Not all Leases are the Same
Not all leases are the same. Some owners are more hands-on and want to still be a part of the horse’s life. The want regular updates from you on how things are going. Other owners are leasing a horse because they have had a change in lifestyle and need a break or have other commitments to attend to. You need to know what kind of owner you are dealing with so you don’t have any surprises.
It is really really important as the person that is leasing the horse that you get a really clear understanding of what you are paying for and what you are not paying for. You also need to know about future costs as well and if those will be a part of the lease.
For example, if during your lease the horse that you are leasing requires supplements, or ongoing medical treatment, or a new blanket or new shoes it is really important that you know who is responsible for those costs.
So leases are also structured as a way to generate revenue for the owner of the horse if the horse itself is of a certain quality and competitive level. For instance, someone who wants to show in the summer at spruce meadows needs a horse that can jump, and depending on the class that the person is entering it needs to be able to jump specific levels. Horses that are more advanced my not only require the leasee to pay for the horse’s board but to also pay the owner a monthly fee to ride the horse in competitions. In this instance, it is also important to discuss what happens with the winnings.
What is the length of the lease and when will it be re-negotiated?
Typically a lease for a horse is similar to renting an apartment in that it has a life cycle. It is important that you know how long it is so that you are ready for resigning or renegotiating. Typically a lease is 6 months or 1 year in length and can be terminated with 30 days notice.
What ongoing things are the responsibility of the leasee?
There are a couple of regular items that need to be discussed.
- Shoes. Will the horse have shoes or not have shoes? Just back shoes, just front shoes or all four? Who is going to pay for the shoes and who is the Ferrier?
- Worming. Horses are generally wormed every three months. They usually follow a schedule with the other horses in the barn.
- It is important to get a history of worming that has been done so you know what to do moving forward. It will also be a critical thing when it comes to the weight of the horse. As you are tracking the weight you will know if worming in working or not.
- Vaccinations. Again the barn will have the schedule but who pays for it needs to be agreed upon
- Feed. Many horses get supplements on top of their normal hay. Is the leasee allowed to introduce new supplements and who is paying for the ongoing grains and supplements?
- Tack. Does the horse have tack that the owner would like used on a regular basis?
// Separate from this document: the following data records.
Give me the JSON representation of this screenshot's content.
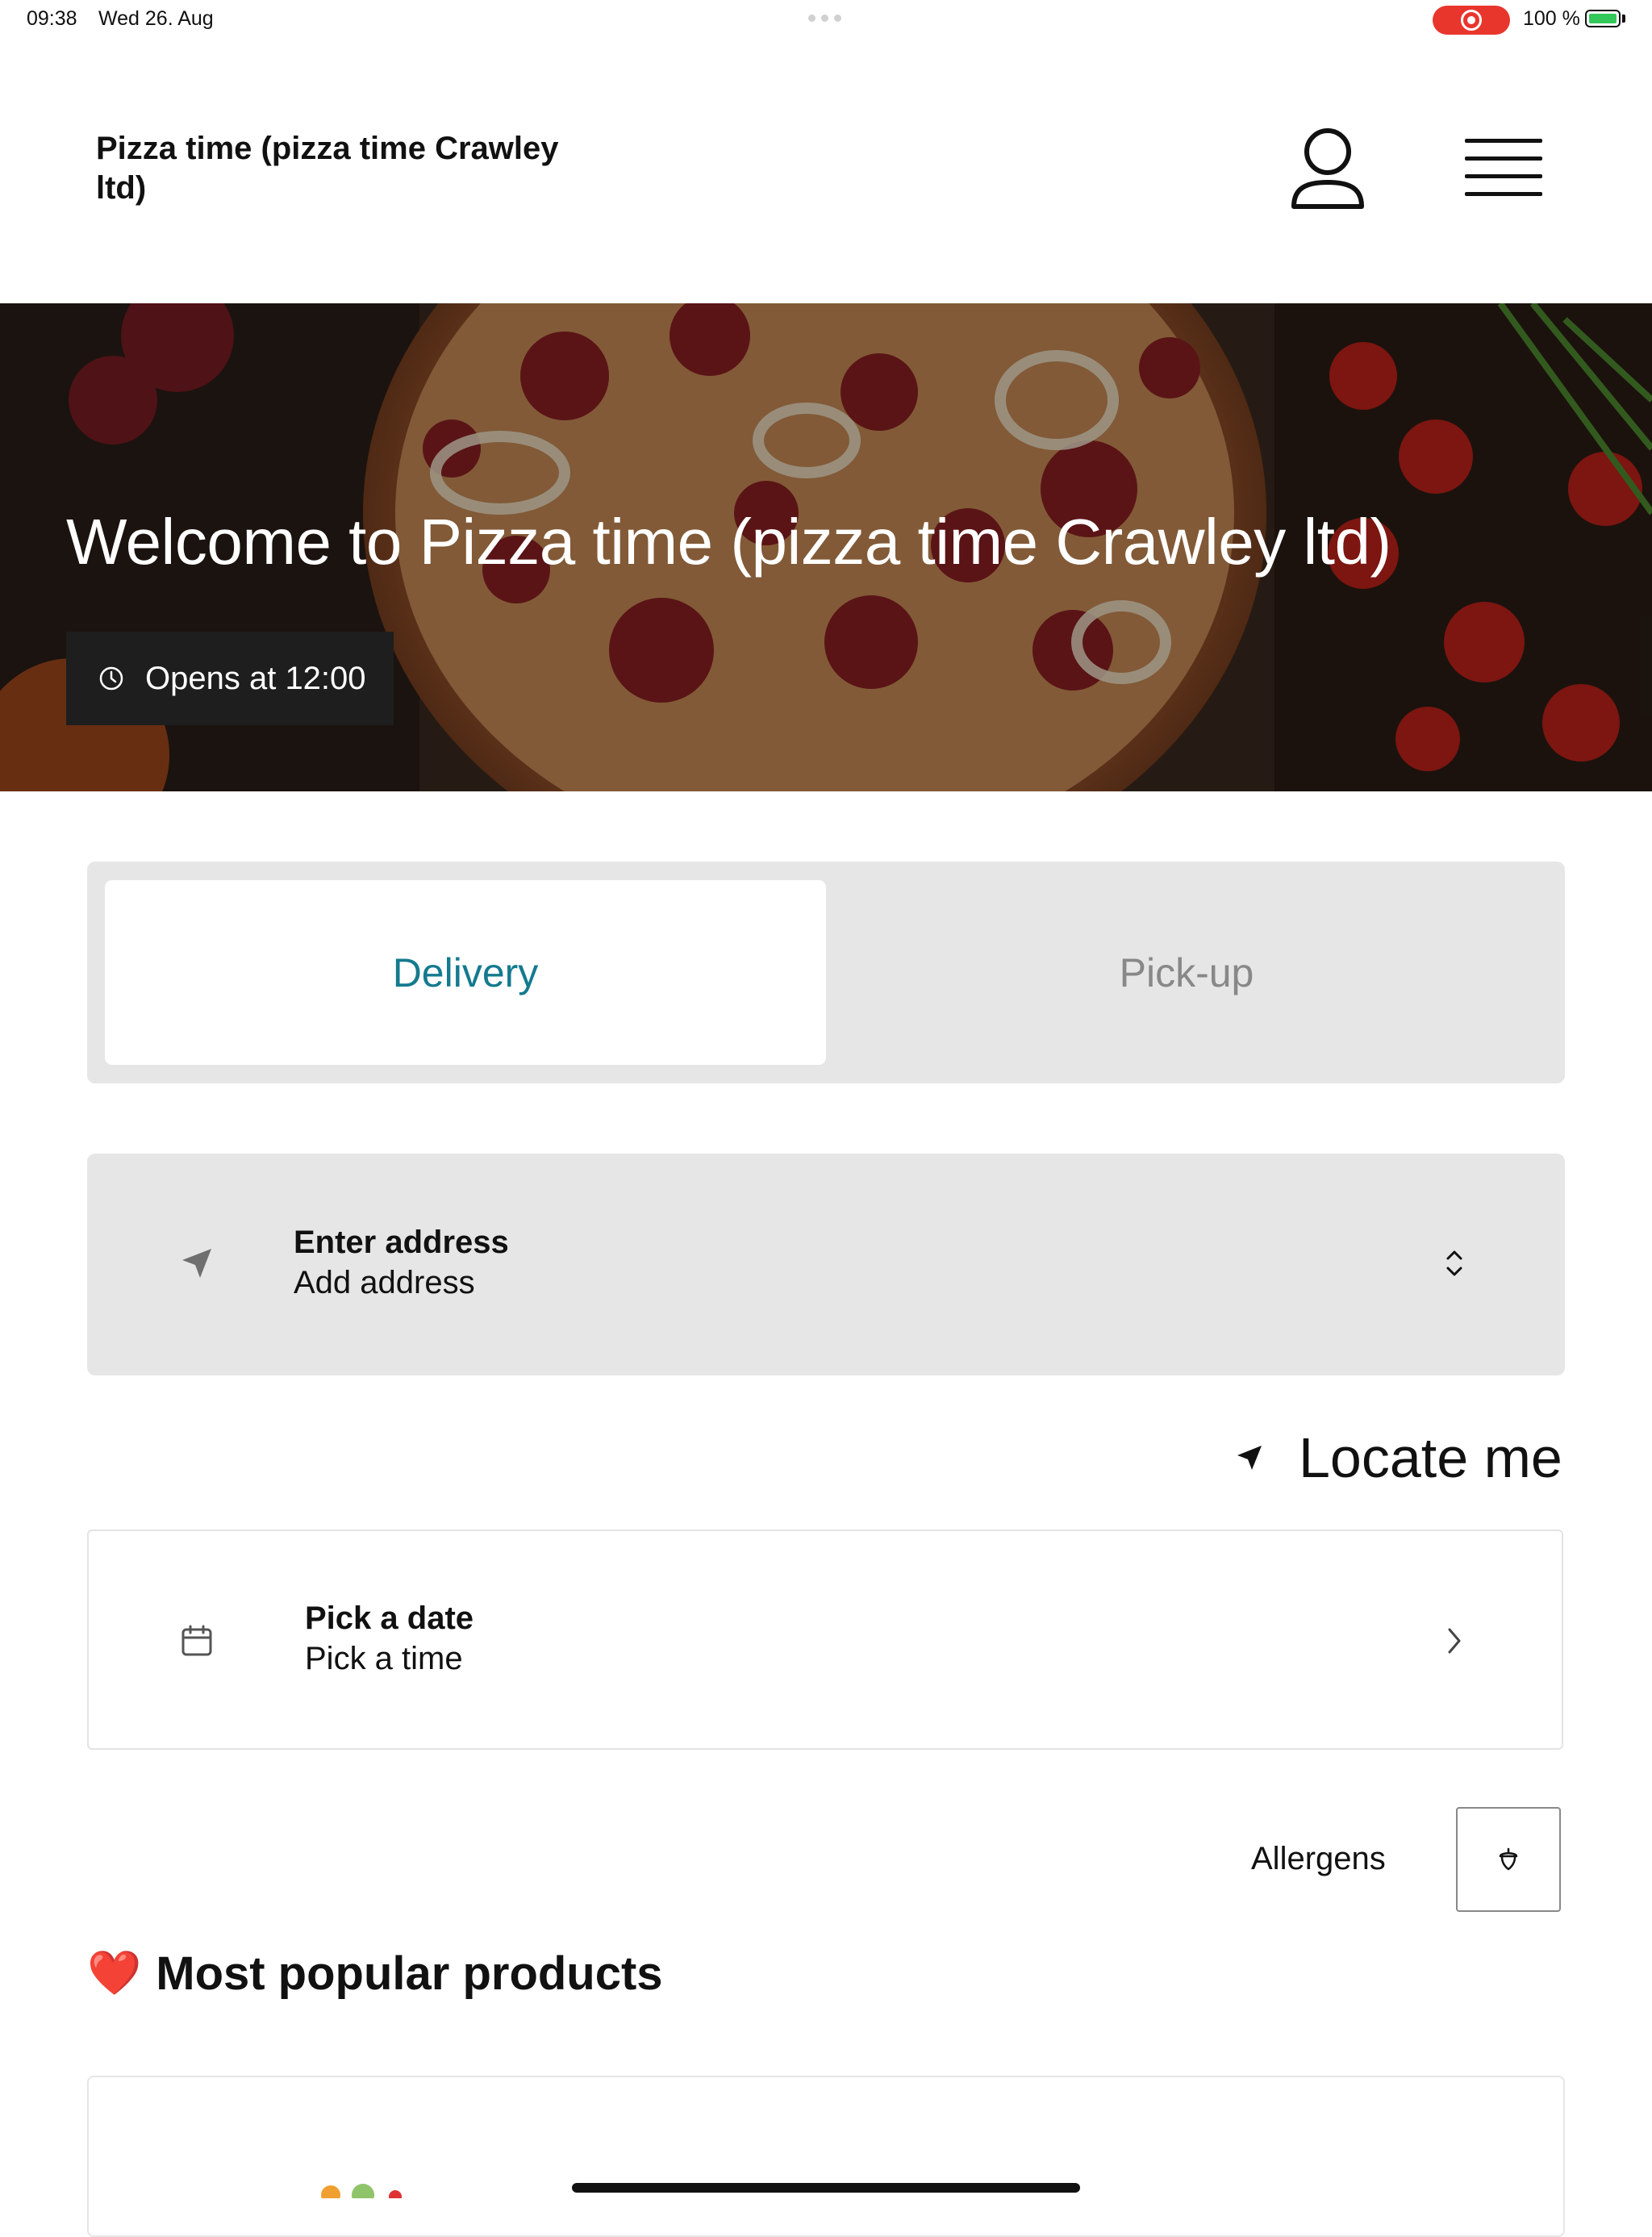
{
  "status_bar": {
    "time": "09:38",
    "date": "Wed 26. Aug",
    "battery": "100 %"
  },
  "header": {
    "store_name": "Pizza time (pizza time Crawley ltd)",
    "profile_icon": "person-icon",
    "menu_icon": "hamburger-menu-icon"
  },
  "hero": {
    "title": "Welcome to Pizza time (pizza time Crawley ltd)",
    "opening_status": "Opens at 12:00",
    "clock_icon": "clock-icon"
  },
  "order_mode": {
    "tabs": [
      {
        "label": "Delivery",
        "selected": true
      },
      {
        "label": "Pick-up",
        "selected": false
      }
    ]
  },
  "address": {
    "title": "Enter address",
    "subtitle": "Add address",
    "icon": "navigation-arrow-icon"
  },
  "locate": {
    "label": "Locate me"
  },
  "schedule": {
    "title": "Pick a date",
    "subtitle": "Pick a time",
    "icon": "calendar-icon"
  },
  "allergens": {
    "label": "Allergens",
    "icon": "acorn-icon"
  },
  "popular": {
    "heading": "Most popular products",
    "emoji": "❤️"
  },
  "colors": {
    "accent": "#147a8f",
    "panel": "#e6e6e6",
    "badge": "#1e1e1e",
    "record": "#e8362d",
    "battery": "#34c759"
  }
}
Does the leasee’s tack fit the horse?
- Vet. Who pays for the vet expenses?
- Massage and chiro. Many horses get massage and chiropractic work done. Will the owner require that to continue?
Leasing a horse can be an extremely beneficial partnership for both the horse owner and for the leasee. It is considered a contract and requires both sides to do their part. Before you enter an agreement of this kind it is very important to do your due diligence. You need to make sure everything is as you expect it to be.
You can get a lawyer to look at the paperwork before you sign it. Just to make sure everything is as it should be. I always recommend a one month trial period. This is so that everyone is comfortable with everything before committing long term.
The biggest thing is that you make sure you understand what you are responsible for each month financially. It is also important to know what to do in the case of an emergency.